Let’s write a test to find out if what we’ve made works:

// parser.rs

#[cfg(test)]
mod tests {
    // snip

    #[test]
    fn parse_comment() {
        check(
            "# hello!",
            expect![[r##"
Root@0..8
  Comment@0..8 "# hello!""##]],
        );
    }
}

The usage of an extra # in the raw string literal is to stop Rust from thinking that the "# in Comment@0..8 "# is meant to end the string literal.

$ cargo t -q
running 34 tests
..................................
test result: ok. 34 passed; 0 failed; 0 ignored; 0 measured; 0 filtered out

Let’s try parsing a binary expression interspersed with comments:

// expr.rs

#[cfg(test)]
mod tests {
    // snip

    #[test]
    fn parse_binary_expression_interspersed_with_comments() {
        check(
            "
1
  + 1 # Add one
  + 10 # Add ten",
            expect![[r##"
Root@0..35
  Whitespace@0..1 "\n"
  BinaryExpr@1..35
    BinaryExpr@1..21
      Number@1..2 "1"
      Whitespace@2..5 "\n  "
      Plus@5..6 "+"
      Whitespace@6..7 " "
      Number@7..8 "1"
      Whitespace@8..9 " "
      Comment@9..18 "# Add one"
      Whitespace@18..21 "\n  "
    Plus@21..22 "+"
    Whitespace@22..23 " "
    Number@23..25 "10"
    Whitespace@25..26 " "
    Comment@26..35 "# Add ten""##]],
        );
    }

    // snip
}

The test fails, since we aren’t lexing newlines.

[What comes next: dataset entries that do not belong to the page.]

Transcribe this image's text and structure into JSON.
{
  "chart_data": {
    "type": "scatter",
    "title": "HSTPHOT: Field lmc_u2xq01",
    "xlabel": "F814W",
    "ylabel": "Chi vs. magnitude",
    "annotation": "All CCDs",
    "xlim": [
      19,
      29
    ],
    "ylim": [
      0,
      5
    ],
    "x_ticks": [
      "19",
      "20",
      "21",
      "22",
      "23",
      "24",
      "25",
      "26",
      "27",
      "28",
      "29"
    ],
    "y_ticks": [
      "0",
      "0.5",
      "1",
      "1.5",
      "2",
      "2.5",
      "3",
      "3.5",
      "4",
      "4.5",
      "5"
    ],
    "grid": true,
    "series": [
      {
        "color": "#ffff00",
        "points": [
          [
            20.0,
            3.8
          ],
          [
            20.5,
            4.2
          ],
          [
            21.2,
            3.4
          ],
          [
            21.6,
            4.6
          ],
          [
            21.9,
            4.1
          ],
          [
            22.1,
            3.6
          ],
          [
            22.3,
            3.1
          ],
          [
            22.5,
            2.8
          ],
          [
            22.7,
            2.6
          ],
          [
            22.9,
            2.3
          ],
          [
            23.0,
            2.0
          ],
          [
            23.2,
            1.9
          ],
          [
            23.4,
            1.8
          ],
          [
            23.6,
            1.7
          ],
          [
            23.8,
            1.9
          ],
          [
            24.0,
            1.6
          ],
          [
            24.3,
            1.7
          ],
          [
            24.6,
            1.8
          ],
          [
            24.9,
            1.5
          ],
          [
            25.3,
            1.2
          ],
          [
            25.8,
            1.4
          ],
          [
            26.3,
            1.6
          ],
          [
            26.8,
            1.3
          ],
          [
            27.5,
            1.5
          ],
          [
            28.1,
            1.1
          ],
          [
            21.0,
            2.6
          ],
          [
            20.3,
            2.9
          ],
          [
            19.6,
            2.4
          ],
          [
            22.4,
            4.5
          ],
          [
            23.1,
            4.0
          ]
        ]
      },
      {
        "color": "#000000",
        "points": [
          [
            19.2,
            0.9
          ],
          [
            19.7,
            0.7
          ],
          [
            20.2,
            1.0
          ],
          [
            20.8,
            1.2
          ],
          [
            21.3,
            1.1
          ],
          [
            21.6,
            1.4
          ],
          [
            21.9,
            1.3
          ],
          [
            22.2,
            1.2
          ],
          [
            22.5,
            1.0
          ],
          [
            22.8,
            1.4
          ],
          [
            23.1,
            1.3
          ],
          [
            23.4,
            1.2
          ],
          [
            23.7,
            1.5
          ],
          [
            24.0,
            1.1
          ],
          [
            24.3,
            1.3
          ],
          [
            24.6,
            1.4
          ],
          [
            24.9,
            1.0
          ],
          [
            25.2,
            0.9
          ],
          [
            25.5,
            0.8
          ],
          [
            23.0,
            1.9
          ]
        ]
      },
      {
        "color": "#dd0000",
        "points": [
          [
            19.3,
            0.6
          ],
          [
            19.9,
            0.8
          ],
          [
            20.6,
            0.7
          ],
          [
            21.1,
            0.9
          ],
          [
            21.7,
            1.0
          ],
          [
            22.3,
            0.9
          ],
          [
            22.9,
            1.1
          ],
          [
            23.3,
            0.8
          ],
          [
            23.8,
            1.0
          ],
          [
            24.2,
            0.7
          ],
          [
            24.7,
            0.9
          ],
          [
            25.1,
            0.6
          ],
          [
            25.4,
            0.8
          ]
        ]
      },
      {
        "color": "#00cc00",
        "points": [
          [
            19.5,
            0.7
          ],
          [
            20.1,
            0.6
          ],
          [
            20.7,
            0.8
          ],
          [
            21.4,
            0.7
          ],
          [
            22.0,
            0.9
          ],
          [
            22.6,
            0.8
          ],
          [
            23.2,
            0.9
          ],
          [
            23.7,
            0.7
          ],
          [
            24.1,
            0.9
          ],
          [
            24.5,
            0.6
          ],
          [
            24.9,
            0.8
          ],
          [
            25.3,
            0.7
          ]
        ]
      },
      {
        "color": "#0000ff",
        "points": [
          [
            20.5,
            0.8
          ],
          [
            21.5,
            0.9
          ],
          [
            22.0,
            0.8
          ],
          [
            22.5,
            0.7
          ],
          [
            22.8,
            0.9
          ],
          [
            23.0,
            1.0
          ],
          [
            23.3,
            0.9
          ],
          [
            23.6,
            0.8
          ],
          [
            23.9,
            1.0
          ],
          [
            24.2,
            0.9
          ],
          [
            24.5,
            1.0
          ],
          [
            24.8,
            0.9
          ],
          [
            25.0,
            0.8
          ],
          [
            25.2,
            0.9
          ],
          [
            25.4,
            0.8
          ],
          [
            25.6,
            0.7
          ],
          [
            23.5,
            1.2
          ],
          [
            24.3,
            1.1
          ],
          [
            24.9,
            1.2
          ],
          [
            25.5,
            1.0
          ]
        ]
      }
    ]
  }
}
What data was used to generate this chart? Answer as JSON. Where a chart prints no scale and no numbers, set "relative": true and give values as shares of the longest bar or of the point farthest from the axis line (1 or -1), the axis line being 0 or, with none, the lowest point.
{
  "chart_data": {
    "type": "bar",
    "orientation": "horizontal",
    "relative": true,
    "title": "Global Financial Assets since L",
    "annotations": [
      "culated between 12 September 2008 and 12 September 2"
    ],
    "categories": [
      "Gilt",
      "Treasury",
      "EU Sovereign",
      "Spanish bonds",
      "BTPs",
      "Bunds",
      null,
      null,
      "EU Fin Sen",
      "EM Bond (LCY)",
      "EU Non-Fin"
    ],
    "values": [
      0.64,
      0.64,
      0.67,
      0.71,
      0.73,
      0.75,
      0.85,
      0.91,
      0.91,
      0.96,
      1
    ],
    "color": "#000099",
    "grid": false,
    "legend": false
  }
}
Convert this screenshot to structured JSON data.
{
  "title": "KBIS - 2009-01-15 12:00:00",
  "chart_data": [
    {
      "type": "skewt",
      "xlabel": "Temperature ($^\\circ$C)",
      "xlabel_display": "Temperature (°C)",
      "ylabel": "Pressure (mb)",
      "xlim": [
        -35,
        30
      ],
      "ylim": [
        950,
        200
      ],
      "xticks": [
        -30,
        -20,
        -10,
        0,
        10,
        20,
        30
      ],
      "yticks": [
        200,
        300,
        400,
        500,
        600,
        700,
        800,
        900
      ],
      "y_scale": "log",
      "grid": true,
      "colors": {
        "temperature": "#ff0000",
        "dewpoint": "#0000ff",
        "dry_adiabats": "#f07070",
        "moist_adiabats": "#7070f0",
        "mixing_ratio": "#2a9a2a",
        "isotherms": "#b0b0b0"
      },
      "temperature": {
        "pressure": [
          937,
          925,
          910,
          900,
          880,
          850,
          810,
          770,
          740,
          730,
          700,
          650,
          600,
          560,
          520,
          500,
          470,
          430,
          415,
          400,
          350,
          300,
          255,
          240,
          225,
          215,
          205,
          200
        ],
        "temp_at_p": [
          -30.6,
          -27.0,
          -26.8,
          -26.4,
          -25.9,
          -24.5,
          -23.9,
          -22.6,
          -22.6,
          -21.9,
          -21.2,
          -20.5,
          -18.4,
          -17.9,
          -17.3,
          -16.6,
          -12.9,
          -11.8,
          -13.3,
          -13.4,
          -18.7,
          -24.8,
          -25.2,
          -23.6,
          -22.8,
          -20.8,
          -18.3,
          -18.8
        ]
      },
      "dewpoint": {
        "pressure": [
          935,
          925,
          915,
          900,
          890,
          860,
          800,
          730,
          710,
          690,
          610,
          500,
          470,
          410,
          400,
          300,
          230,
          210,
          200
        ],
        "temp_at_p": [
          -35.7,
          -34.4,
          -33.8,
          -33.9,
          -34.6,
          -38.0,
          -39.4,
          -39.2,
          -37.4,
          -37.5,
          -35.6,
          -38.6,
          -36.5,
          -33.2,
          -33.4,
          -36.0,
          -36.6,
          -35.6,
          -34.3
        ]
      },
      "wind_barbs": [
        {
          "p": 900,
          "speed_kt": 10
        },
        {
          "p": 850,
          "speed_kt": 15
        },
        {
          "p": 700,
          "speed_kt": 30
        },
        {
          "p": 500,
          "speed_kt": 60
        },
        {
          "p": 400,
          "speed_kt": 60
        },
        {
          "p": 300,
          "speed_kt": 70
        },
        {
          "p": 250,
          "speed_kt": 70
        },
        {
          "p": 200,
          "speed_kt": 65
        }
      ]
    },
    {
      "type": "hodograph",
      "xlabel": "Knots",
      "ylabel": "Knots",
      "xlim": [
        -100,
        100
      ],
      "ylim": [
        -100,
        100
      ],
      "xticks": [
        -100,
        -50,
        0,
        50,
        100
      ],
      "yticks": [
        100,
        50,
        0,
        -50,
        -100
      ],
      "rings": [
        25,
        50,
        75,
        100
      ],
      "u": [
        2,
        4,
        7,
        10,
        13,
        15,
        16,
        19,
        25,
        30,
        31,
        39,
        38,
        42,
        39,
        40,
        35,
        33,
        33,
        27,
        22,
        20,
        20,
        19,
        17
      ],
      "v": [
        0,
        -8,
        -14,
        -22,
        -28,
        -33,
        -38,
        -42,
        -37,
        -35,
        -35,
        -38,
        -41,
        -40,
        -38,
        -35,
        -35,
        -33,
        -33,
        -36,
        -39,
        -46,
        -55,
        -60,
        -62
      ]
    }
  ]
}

Let’s write a test for this:

// lexer.rs

#[cfg(test)]
mod tests {
    use super::*;

    fn check(input: &str, kind: SyntaxKind) {
        // snip
    }

    #[test]
    fn lex_spaces_and_newlines() {
        check("  \n ", SyntaxKind::Whitespace);
    }

    // snip
}
pub(crate) enum SyntaxKind {
    #[regex("[ \n]+")]
    Whitespace,

    // snip
}

All our tests pass now:

$ cargo t -q
running 35 tests
...................................
test result: ok. 35 passed; 0 failed; 0 ignored; 0 measured; 0 filtered out

In the next part we’ll introduce another new concept to our parser: markers.